Psychologist Jeffrey Arnett described the college stage of life as “emerging adulthood,” a period often marked by identity exploration, instability, self-focus and possibility. In other words, the uncertainty is not a personal failure. It is part of the age we are in. College often places all of that growth in one place, making four years feel exciting but overwhelming.

That is why calling college the “best years” can feel like too much pressure. If these are supposed to be the best years, what does it mean when they are hard? What does it mean when you feel anxious walking into a classroom, homesick in your dorm or exhausted from trying to balance school, work, friendships and yourself?

It does not mean you are doing college wrong. It means college is doing what it is supposed to do: teaching you.

College teaches you how to be alone without falling apart. It teaches you how to make a home out of a place that once felt unfamiliar. It teaches you how to introduce yourself again and again until one day, a few of those introductions become friendships. It teaches you how to ask for help, even when you wish you did not need it. It teaches you how to fail an exam, miss an opportunity, lose a friend, change your mind and learn to keep going anyway.

College shows us what you want in your life and what you do not want.

Research from the Gallup-Purdue Index found that graduates were more likely to thrive after college when they had meaningful support, classes where they could apply what they were learning and involvement in activities outside the classroom. The point was college is not just where students go. It is about how they live while they are there.

That feels important. The value of college is not only in the diploma, the GPA or the name of the school. It is in the small moments that slowly shape you. It is in the class that changes the way you think. It is the professor who remembers your name. It is in the club meeting you almost skipped. It is the first time you solve a problem without calling home immediately. It is in realizing you are capable of more than you thought.

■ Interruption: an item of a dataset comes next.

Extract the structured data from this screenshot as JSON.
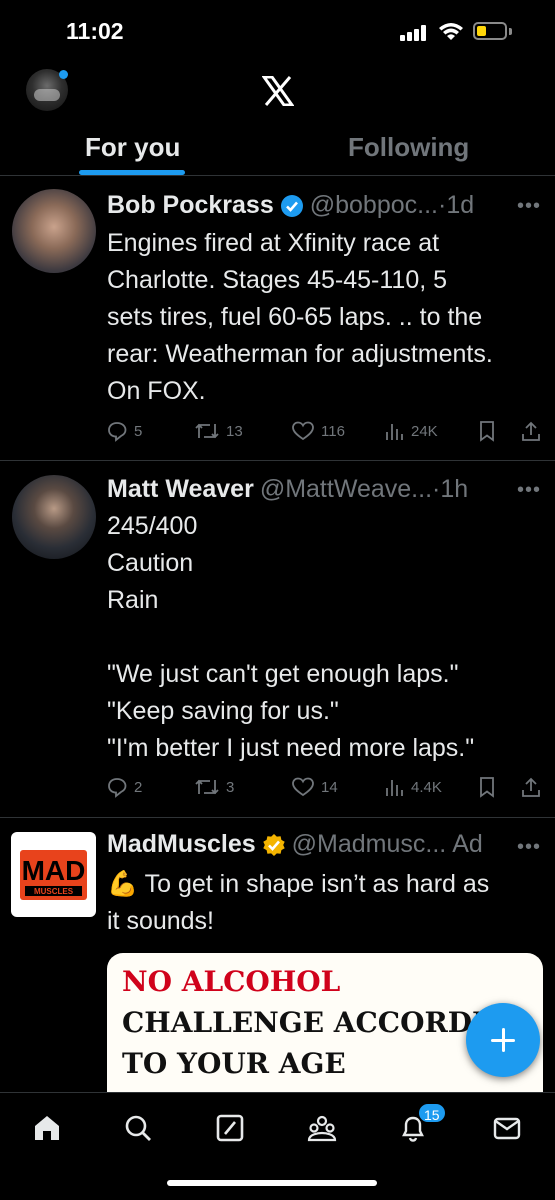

When people say college is the best years of your life, I think they are trying to say something kind. They are trying to remind us to enjoy it while we are here. However, the phrase can make graduation feel like an ending to happiness, as if everything after this is supposed to be the end of the world.

I do not want to believe that and I refuse to believe it.

Graduation is an ending, but it is not the end of living. It is the beginning of taking everything college taught us and using it somewhere else: building our stories in the real world.

I have learned these are not the best years of our lives. College is the time that prepares us for the best years. College represents the years that humble us, surprise us and make us stronger. The years give us stories we will tell later, not because every moment was perfect, but because the moments we remember helped shape the person who walked across the stage at the end.

Graduation means leaving behind the version of yourself who first arrived on campus. It means carrying the lessons, friendships, mistakes and memories into whatever comes next. It means accepting that you may not have everything figured out, but you have figured out enough to begin.

That is what makes graduation so special. Not because the best time of our lives is over, but because we gained the freedom to learn how to live them.

Hi! My name is Makenna Anthos and I am a Senior at University Park studying Digital and Print Journalism. Through multiple Communications classes, I have learned and been able to craft community local pieces. I am excited to cover the culture, style, wellness and life of our campus with my articles!